Neutralizing antibody titers from the previously infected vaccinees were more than five times higher against the B.1.1.7 variant that emerged in the UK, more than six times higher against the B.1.351 lineage that emerged in South Africa and more than four times higher against the P.1 lineage that emerged in Brazil.
“Our study indicates that a first-generation COVID-19 vaccine provides broad protection from SARS-CoV-2 variants in individuals with previous infection,” writes Fikadu Tafesse and colleagues.
A pre-print version of the research paper is available on the medRxiv* server, while the article undergoes peer review.
Concerns have arisen regarding the efficacy of vaccines
Since the COVID-19 outbreak first began in late December 2019, researchers have developed several vaccines to protect against SARS-CoV-2 infection that have completed clinical trials and been authorized for emergency use.
After completion of phase 3 trials, the reported efficacies of vaccine candidates from Pfizer-BioNTech (BNT162b2), Moderna (mRNA-1273), and Janssen (Ad26.COV2.S) were 95%, 94%, and 66%, respectively.
In combination with the substantial proportion of many communities estimated to have gained natural immunity through SARS-CoV-2 infection, the rollout of vaccination has raised the possibility that high levels of herd immunity could soon be reached.
However, casting doubt on this prospect is the emergence of SARS-CoV-2 variants of concern (VOCs) containing spike mutations that enhance binding of the virus to host cells and, therefore, transmissibility.
“More concerning has been the emergence of spike mutations with the potential to escape neutralizing antibodies raised against earlier lineages of SARS-CoV-2 through infection with an original lineage or by first-generation COVID-19 vaccines,” writes Tafesse and colleagues.
Recent studies have indeed demonstrated surges of reinfections in regions with the extensive transmission of the South African B.1.351 and Brazilian P.1 lineages, as well as declines in vaccine efficacy against B.1.351.
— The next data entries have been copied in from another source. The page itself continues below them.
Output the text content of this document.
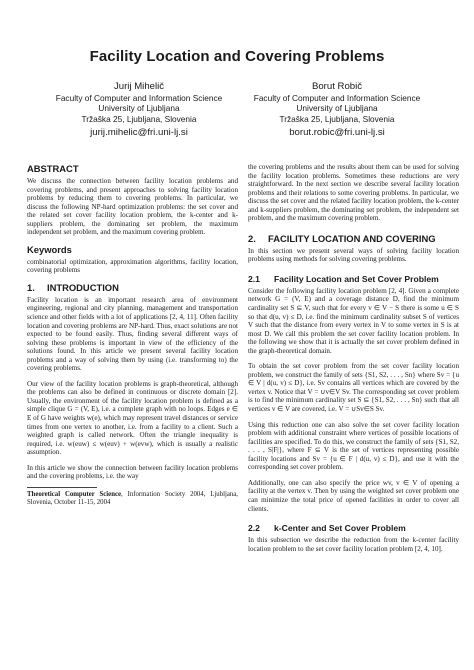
Facility Location and Covering Problems
Jurij Mihelič
Faculty of Computer and Information Science
University of Ljubljana
Tržaška 25, Ljubljana, Slovenia
jurij.mihelic@fri.uni-lj.si
Borut Robič
Faculty of Computer and Information Science
University of Ljubljana
Tržaška 25, Ljubljana, Slovenia
borut.robic@fri.uni-lj.si
ABSTRACT

We discuss the connection between facility location problems and covering problems, and present approaches to solving facility location problems by reducing them to covering problems. In particular, we discuss the following NP-hard optimization problems: the set cover and the related set cover facility location problem, the k-center and k-suppliers problem, the dominating set problem, the maximum independent set problem, and the maximum covering problem.

Keywords

combinatorial optimization, approximation algorithms, facility location, covering problems

1. INTRODUCTION

Facility location is an important research area of environment engineering, regional and city planning, management and transportation science and other fields with a lot of applications [2, 4, 11]. Often facility location and covering problems are NP-hard. Thus, exact solutions are not expected to be found easily. Thus, finding several different ways of solving these problems is important in view of the efficiency of the solutions found. In this article we present several facility location problems and a way of solving them by using (i.e. transforming to) the covering problems.

Our view of the facility location problems is graph-theoretical, although the problems can also be defined in continuous or discrete domain [2]. Usually, the environment of the facility location problem is defined as a simple clique G = (V, E), i.e. a complete graph with no loops. Edges e ∈ E of G have weights w(e), which may represent travel distances or service times from one vertex to another, i.e. from a facility to a client. Such a weighted graph is called network. Often the triangle inequality is required, i.e. w(euw) ≤ w(euv) + w(evw), which is usually a realistic assumption.

In this article we show the connection between facility location problems and the covering problems, i.e. the way

Theoretical Computer Science, Information Society 2004, Ljubljana, Slovenia, October 11-15, 2004

the covering problems and the results about them can be used for solving the facility location problems. Sometimes these reductions are very straightforward. In the next section we describe several facility location problems and their relations to some covering problems. In particular, we discuss the set cover and the related facility location problem, the k-center and k-suppliers problem, the dominating set problem, the independent set problem, and the maximum covering problem.

2. FACILITY LOCATION AND COVERING

In this section we present several ways of solving facility location problems using methods for solving covering problems.

2.1 Facility Location and Set Cover Problem

Consider the following facility location problem [2, 4]. Given a complete network G = (V, E) and a coverage distance D, find the minimum cardinality set S ⊆ V, such that for every v ∈ V − S there is some u ∈ S so that d(u, v) ≤ D, i.e. find the minimum cardinality subset S of vertices V such that the distance from every vertex in V to some vertex in S is at most D. We call this problem the set cover facility location problem. In the following we show that it is actually the set cover problem defined in the graph-theoretical domain.

To obtain the set cover problem from the set cover facility location problem, we construct the family of sets {S1, S2, . . . , Sn} where Sv = {u ∈ V | d(u, v) ≤ D}, i.e. Sv contains all vertices which are covered by the vertex v. Notice that V = ∪v∈V Sv. The corresponding set cover problem is to find the minimum cardinality set S ⊆ {S1, S2, . . . , Sn} such that all vertices v ∈ V are covered, i.e. V = ∪Sv∈S Sv.

Using this reduction one can also solve the set cover facility location problem with additional constraint where vertices of possible locations of facilities are specified. To do this, we construct the family of sets {S1, S2, . . . , S|F|}, where F ⊆ V is the set of vertices representing possible facility locations and Sv = {u ∈ F | d(u, v) ≤ D}, and use it with the corresponding set cover problem.

Additionally, one can also specify the price wv, v ∈ V of opening a facility at the vertex v. Then by using the weighted set cover problem one can minimize the total price of opened facilities in order to cover all clients.

2.2 k-Center and Set Cover Problem

In this subsection we describe the reduction from the k-center facility location problem to the set cover facility location problem [2, 4, 10].
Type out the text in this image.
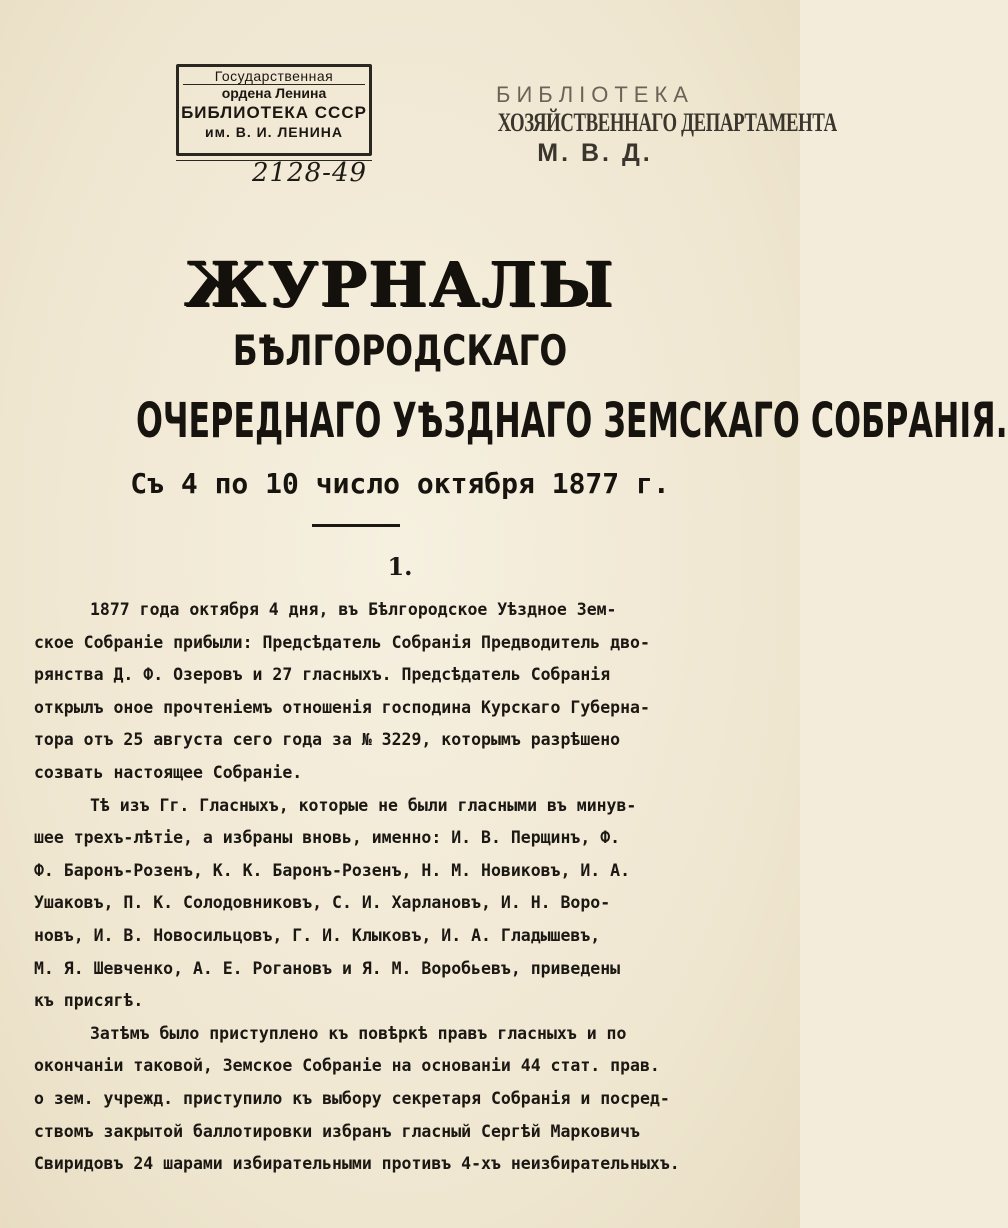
Государственная
ордена Ленина
БИБЛИОТЕКА СССР
им. В. И. ЛЕНИНА
2128-49
БИБЛІОТЕКА
ХОЗЯЙСТВЕННАГО ДЕПАРТАМЕНТА
М. В. Д.
ЖУРНАЛЫ
БѢЛГОРОДСКАГО
ОЧЕРЕДНАГО УѢЗДНАГО ЗЕМСКАГО СОБРАНІЯ.
Съ 4 по 10 число октября 1877 г.
1.
1877 года октября 4 дня, въ Бѣлгородское Уѣздное Зем-
ское Собраніе прибыли: Предсѣдатель Собранія Предводитель дво-
рянства Д. Ф. Озеровъ и 27 гласныхъ. Предсѣдатель Собранія
открылъ оное прочтеніемъ отношенія господина Курскаго Губерна-
тора отъ 25 августа сего года за № 3229, которымъ разрѣшено
созвать настоящее Собраніе.
Тѣ изъ Гг. Гласныхъ, которые не были гласными въ минув-
шее трехъ-лѣтіе, а избраны вновь, именно: И. В. Перщинъ, Ф.
Ф. Баронъ-Розенъ, К. К. Баронъ-Розенъ, Н. М. Новиковъ, И. А.
Ушаковъ, П. К. Солодовниковъ, С. И. Харлановъ, И. Н. Воро-
новъ, И. В. Новосильцовъ, Г. И. Клыковъ, И. А. Гладышевъ,
М. Я. Шевченко, А. Е. Рогановъ и Я. М. Воробьевъ, приведены
къ присягѣ.
Затѣмъ было приступлено къ повѣркѣ правъ гласныхъ и по
окончаніи таковой, Земское Собраніе на основаніи 44 стат. прав.
о зем. учрежд. приступило къ выбору секретаря Собранія и посред-
ствомъ закрытой баллотировки избранъ гласный Сергѣй Марковичъ
Свиридовъ 24 шарами избирательными противъ 4-хъ неизбирательныхъ.
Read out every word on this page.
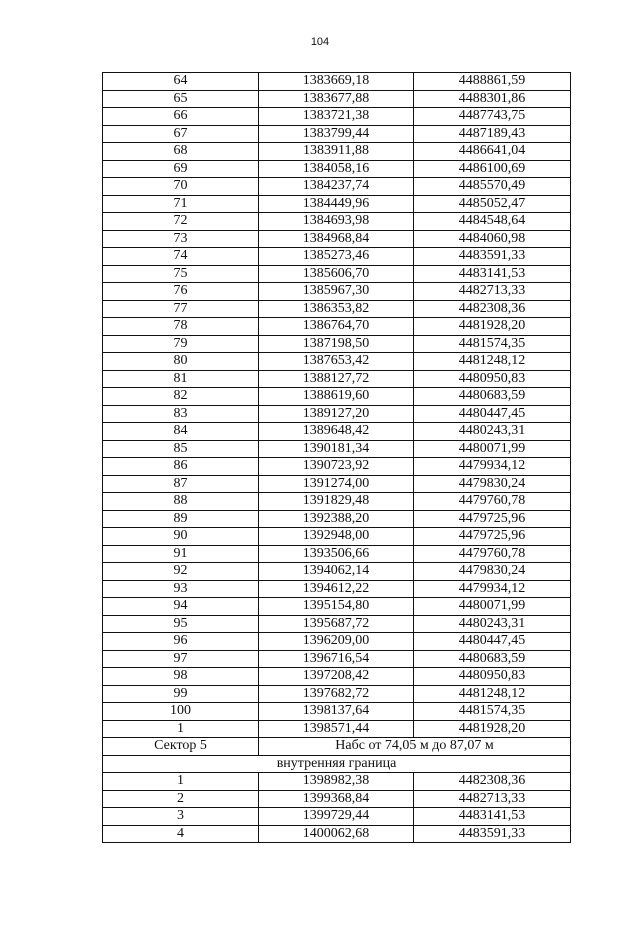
104
64	1383669,18	4488861,59
65	1383677,88	4488301,86
66	1383721,38	4487743,75
67	1383799,44	4487189,43
68	1383911,88	4486641,04
69	1384058,16	4486100,69
70	1384237,74	4485570,49
71	1384449,96	4485052,47
72	1384693,98	4484548,64
73	1384968,84	4484060,98
74	1385273,46	4483591,33
75	1385606,70	4483141,53
76	1385967,30	4482713,33
77	1386353,82	4482308,36
78	1386764,70	4481928,20
79	1387198,50	4481574,35
80	1387653,42	4481248,12
81	1388127,72	4480950,83
82	1388619,60	4480683,59
83	1389127,20	4480447,45
84	1389648,42	4480243,31
85	1390181,34	4480071,99
86	1390723,92	4479934,12
87	1391274,00	4479830,24
88	1391829,48	4479760,78
89	1392388,20	4479725,96
90	1392948,00	4479725,96
91	1393506,66	4479760,78
92	1394062,14	4479830,24
93	1394612,22	4479934,12
94	1395154,80	4480071,99
95	1395687,72	4480243,31
96	1396209,00	4480447,45
97	1396716,54	4480683,59
98	1397208,42	4480950,83
99	1397682,72	4481248,12
100	1398137,64	4481574,35
1	1398571,44	4481928,20
Сектор 5	Набс от 74,05 м до 87,07 м	
внутренняя граница		
1	1398982,38	4482308,36
2	1399368,84	4482713,33
3	1399729,44	4483141,53
4	1400062,68	4483591,33
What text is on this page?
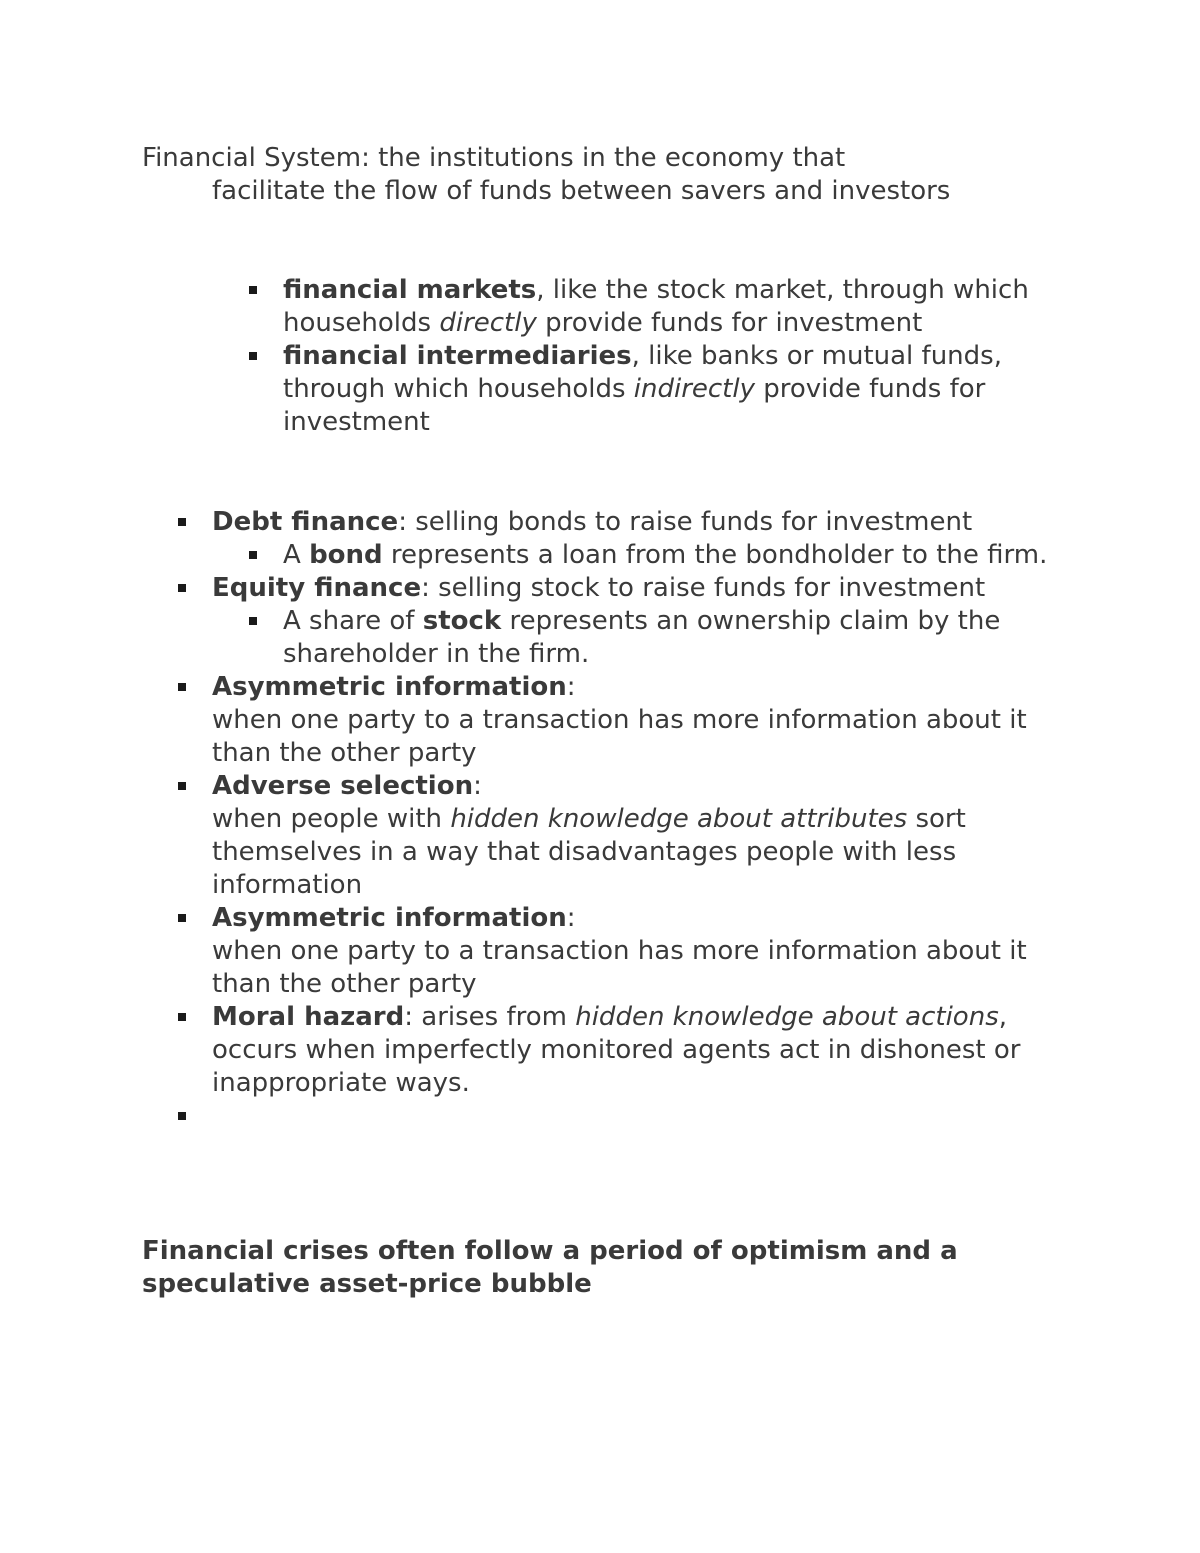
Financial System: the institutions in the economy that
facilitate the flow of funds between savers and investors

financial markets, like the stock market, through which households directly provide funds for investment
financial intermediaries, like banks or mutual funds, through which households indirectly provide funds for investment
Debt finance: selling bonds to raise funds for investment
A bond represents a loan from the bondholder to the firm.
Equity finance: selling stock to raise funds for investment
A share of stock represents an ownership claim by the shareholder in the firm.
Asymmetric information:
when one party to a transaction has more information about it than the other party
Adverse selection:
when people with hidden knowledge about attributes sort themselves in a way that disadvantages people with less information
Asymmetric information:
when one party to a transaction has more information about it than the other party
Moral hazard: arises from hidden knowledge about actions, occurs when imperfectly monitored agents act in dishonest or inappropriate ways.

Financial crises often follow a period of optimism and a speculative asset-price bubble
What did the current study find?
Now, Tafesse and the team have shown that while two doses of the Pfizer BioNTech BNT162b2 vaccine boosted anti-spike antibody titers ten-fold in ten previously infected individuals, these titers were not significantly higher than those elicited in twenty age- and sex-matched previously uninfected vaccinees.
However, in the previously infected individuals, vaccination generated significantly higher levels of neutralizing activity against every SARS-CoV-2 lineage tested than in the previously uninfected vaccinees. Neutralizing antibody titers were 3.5 times higher against the original lineage, 5.2 times higher against B.1.1.7, 6.5 times higher against B.1.351 and 4.3 times higher against P.1.
Importantly, there was no significant difference between the post-vaccination neutralizing antibody titers against the B.1.351 variant in previously infected individuals and those against the original viral strain in previously uninfected individuals.
The team says this finding suggests that first-generation COVID-19 vaccines could retain almost complete efficacy against even the most resistant VoCs when administered following natural infection.